AceBackup is a tool that helps make it easy to back up those important files on your system. Whether it's work files, your music collection, or last summer's vacation pictures, you want to make sure you've got good archival copies just in case this is the day when it all comes undone. And speaking of archives, what about using this tool to keep track of changes to files in an ongoing project? Making a copy of today's version of a project may be valuable to you when, a month down the road, you decide you've headed off in the wrong direction and wish you could roll the clock back to a version that worked, instead of the mess you've created since. With AceBackup you can choose individual files or groups of files, and back them up to another hard drive, as well as saving them to removable drives, optical media like CDs or DVDs, or even to a remote FTP server. And if you like, you can encrypt it all. Nice.

AceBackup is a free Windows application.

Download AceBackup

System clipboard enhancement

Sunday, March 13th, 2011

runs on Mac
screenshot of ClipMenu

As we've mentioned numerous times before, we're big fans of the system clipboard. The ability to copy and paste text from one application to another has saved our bacon on a number of occasions. Whether it's a big chunk of text that we're moving from document to document, or some really complicated password that we need to enter into an app or a web page, there's nothing like not having to type all that stuff over and over again. And then there's the pictures: being able to copy and paste an image makes life much easier. If only we could work with more than one picture or one chunk of text at the same time.
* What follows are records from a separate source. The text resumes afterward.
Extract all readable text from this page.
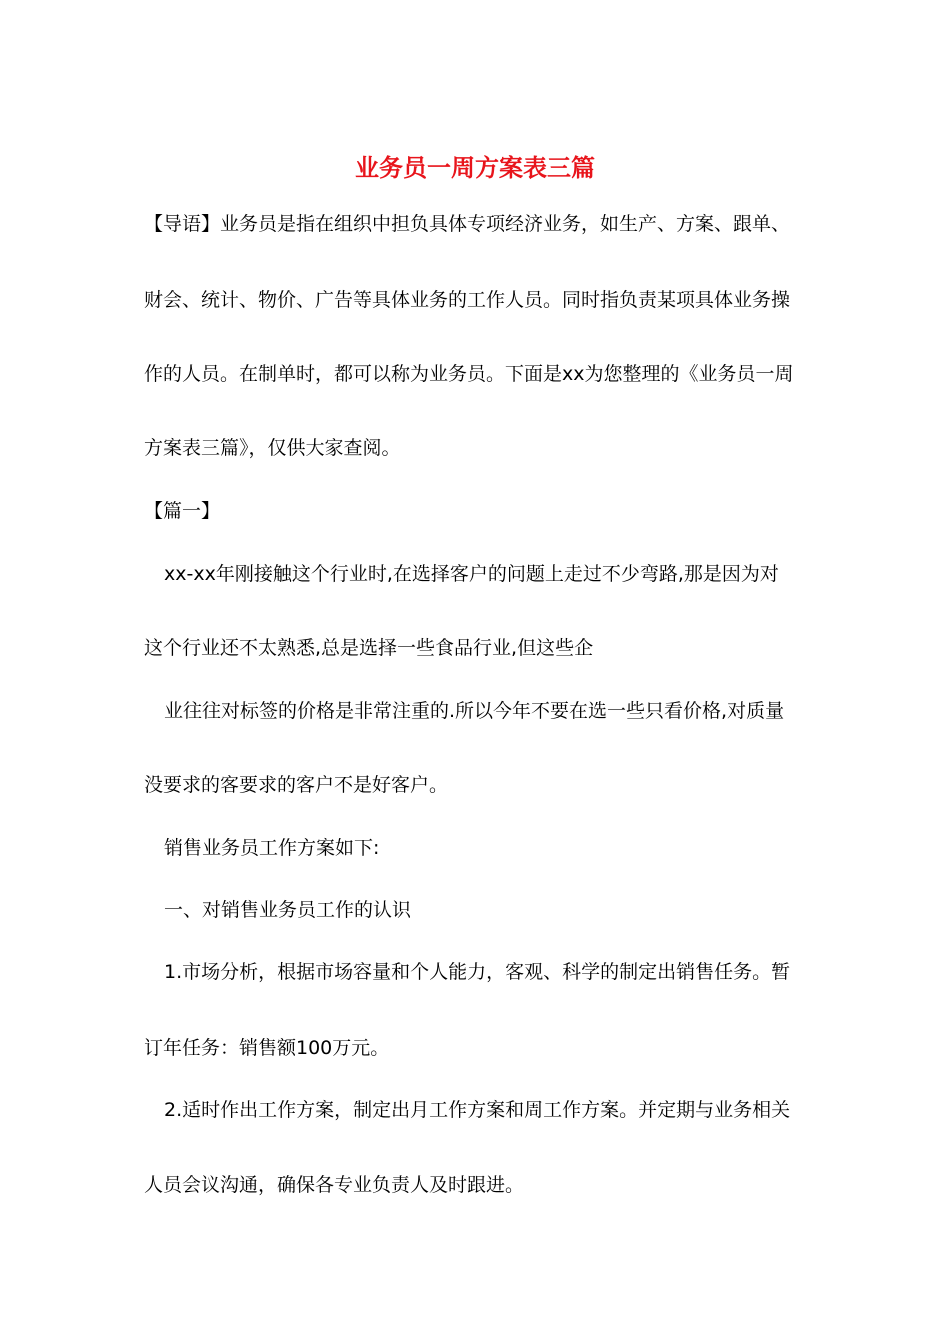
业务员一周方案表三篇
【导语】业务员是指在组织中担负具体专项经济业务，如生产、方案、跟单、
财会、统计、物价、广告等具体业务的工作人员。同时指负责某项具体业务操
作的人员。在制单时，都可以称为业务员。下面是xx为您整理的《业务员一周
方案表三篇》，仅供大家查阅。
【篇一】
xx-xx年刚接触这个行业时,在选择客户的问题上走过不少弯路,那是因为对
这个行业还不太熟悉,总是选择一些食品行业,但这些企
业往往对标签的价格是非常注重的.所以今年不要在选一些只看价格,对质量
没要求的客要求的客户不是好客户。
销售业务员工作方案如下:
一、对销售业务员工作的认识
1.市场分析，根据市场容量和个人能力，客观、科学的制定出销售任务。暂
订年任务：销售额100万元。
2.适时作出工作方案，制定出月工作方案和周工作方案。并定期与业务相关
人员会议沟通，确保各专业负责人及时跟进。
ClipMenu is a clipboard enhancement for your Mac. Instead of being able to track only one item at a time, this tool will let you grab as many clips as you like, up to the point that you run out or RAM. Heck, its default is to track 20 clipboard history items, more than enough for most purposes. It can deal with text—both formatted and unformatted—as well as images. You can even save text snippets so that they're always available for you—maybe a favorite website, an often-used email address, or even some fancy signature for you to use.

ClipMenu is a Mac application. It runs under OS X 10.5 (Leopard) or later, and it features 64-bit support under Snow Leopard (10.6).